2 Materials and methods

2.1 Upper bound assembly construction

We construct upper bound assembly based on a reference genome and a given set of reads. At first, the construction algorithm maps all reads to the reference genome and detects zero-coverage regions (Fig. 1a). We use Minimap2 (Li, 2017) for aligning long error-prone reads (PacBio and Nanopore) and BWA-MEM (Li, 2013) for short Illumina reads (paired-ends and mate-pairs).

Fig. 1.

Fig. 1.

Upper bound assembly construction. (a) All available reads (brown for long reads, orange for mate-pairs, and yellow for paired-ends) are mapped to the reference (gray) to compute zero-coverage genomic regions. Repeat sequences (red) are detected using repeat finder software. Non-repetitive covered fragments are reported as upper bound contigs. (b) The overlaps between the contigs (green), and either long or mate-pair reads are detected, and contigs are further joined to form upper bound scaffolds. (c) The gaps between adjacent contigs within a scaffold are filled either with reference sequence (for covered regions) or with stretches of N nucleotides (for coverage gaps). Unresolved repeats are added as separate sequences

Further on, the lightweight Red (Girgis, 2015) de novo repeat finder is used to mark long genomic repeats in the reference (Fig. 1a).
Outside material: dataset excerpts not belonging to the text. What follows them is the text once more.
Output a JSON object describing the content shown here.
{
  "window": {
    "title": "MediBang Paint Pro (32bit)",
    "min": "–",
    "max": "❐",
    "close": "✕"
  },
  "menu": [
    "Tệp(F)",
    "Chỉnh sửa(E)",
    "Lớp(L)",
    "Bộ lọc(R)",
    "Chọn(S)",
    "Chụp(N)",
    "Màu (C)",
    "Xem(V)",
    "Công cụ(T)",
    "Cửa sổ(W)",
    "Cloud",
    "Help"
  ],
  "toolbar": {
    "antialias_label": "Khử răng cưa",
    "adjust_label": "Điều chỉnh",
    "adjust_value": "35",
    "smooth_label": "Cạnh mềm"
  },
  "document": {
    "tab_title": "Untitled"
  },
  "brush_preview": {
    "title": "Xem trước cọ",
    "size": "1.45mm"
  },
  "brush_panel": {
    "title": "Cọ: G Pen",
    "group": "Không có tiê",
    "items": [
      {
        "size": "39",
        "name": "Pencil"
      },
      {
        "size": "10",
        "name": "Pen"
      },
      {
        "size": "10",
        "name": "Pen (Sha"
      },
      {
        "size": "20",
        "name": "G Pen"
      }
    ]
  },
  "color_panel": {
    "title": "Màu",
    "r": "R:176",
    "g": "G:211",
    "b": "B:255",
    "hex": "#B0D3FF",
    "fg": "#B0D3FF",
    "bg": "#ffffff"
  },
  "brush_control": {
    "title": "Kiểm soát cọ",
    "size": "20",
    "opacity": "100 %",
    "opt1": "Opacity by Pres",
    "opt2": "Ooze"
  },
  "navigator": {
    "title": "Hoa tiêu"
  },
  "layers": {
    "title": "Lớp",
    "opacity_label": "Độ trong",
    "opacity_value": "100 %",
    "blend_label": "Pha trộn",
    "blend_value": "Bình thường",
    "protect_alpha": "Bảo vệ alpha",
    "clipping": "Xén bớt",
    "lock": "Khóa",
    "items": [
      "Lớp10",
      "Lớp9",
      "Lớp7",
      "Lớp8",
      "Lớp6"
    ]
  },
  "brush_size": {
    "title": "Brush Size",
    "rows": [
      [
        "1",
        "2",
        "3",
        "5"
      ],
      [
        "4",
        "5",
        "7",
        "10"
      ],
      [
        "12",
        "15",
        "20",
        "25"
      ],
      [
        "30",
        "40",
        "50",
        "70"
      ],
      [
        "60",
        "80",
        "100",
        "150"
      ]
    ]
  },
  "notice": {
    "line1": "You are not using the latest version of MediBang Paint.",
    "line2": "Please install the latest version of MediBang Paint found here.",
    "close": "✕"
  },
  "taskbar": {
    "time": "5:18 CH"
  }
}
We call a repeat long if its length exceeds the median insert size of a paired-end library (when several paired-end libraries are available, the maximum median value is used). Among the detected repeated sequences, we select only those that occur at least twice in remote parts of the genome. Such long repeats cause ambiguities during the assembly, which may be resolved only by long reads or mate-pairs. Other long regions marked by Red appear to be short tandem repeats having multiple copies at the same genomic loci. To the best of our knowledge, such tandem repeats do not cause ambiguities and can be approximately resolved by the assemblers without using long-range information [e.g. using de Bruijn graph topology (Miller et al., 2010)].

Splitting the reference sequence by coverage gaps and long repeats results in a set of unique genomic fragments referred to as upper bound contigs, that however do not reflect the best possible assembly of the entire dataset. To achieve a more realistic upper bound, we detect the contigs that are connected by long reads or mate-pairs and further join them into upper bound scaffolds if the number of connections exceeds a small threshold n (Fig. 1b). In this study we used n = 1 for long reads and n = 2 for mate-pairs. We say that a long read connects two contigs if it simply overlaps with both contigs. A pair of reads connects contigs if the left read overlaps with the first contig and the right read overlaps with the second contig. During this analysis we ignore read pairs that map inconsistently or with abnormal insert size (in the first or the last decile). To enable efficient overlap detection between reads and upper bound contigs, we sort all reads according to their mapping positions. Thus, the scaffold construction algorithm requires O(NlogN) time for read sorting and O(N) time for finding overlaps, where N is the total number of long and mate-pair reads used for scaffolding.

Once upper bound contigs are joined into scaffolds, the gaps between adjacent contigs are filled with the corresponding genomic sequences from the reference genome, or—in case of coverage gaps—with stretches of N’s (Fig. 1c). Remaining unresolved repeats are added to the final upper bound assembly as separate sequences.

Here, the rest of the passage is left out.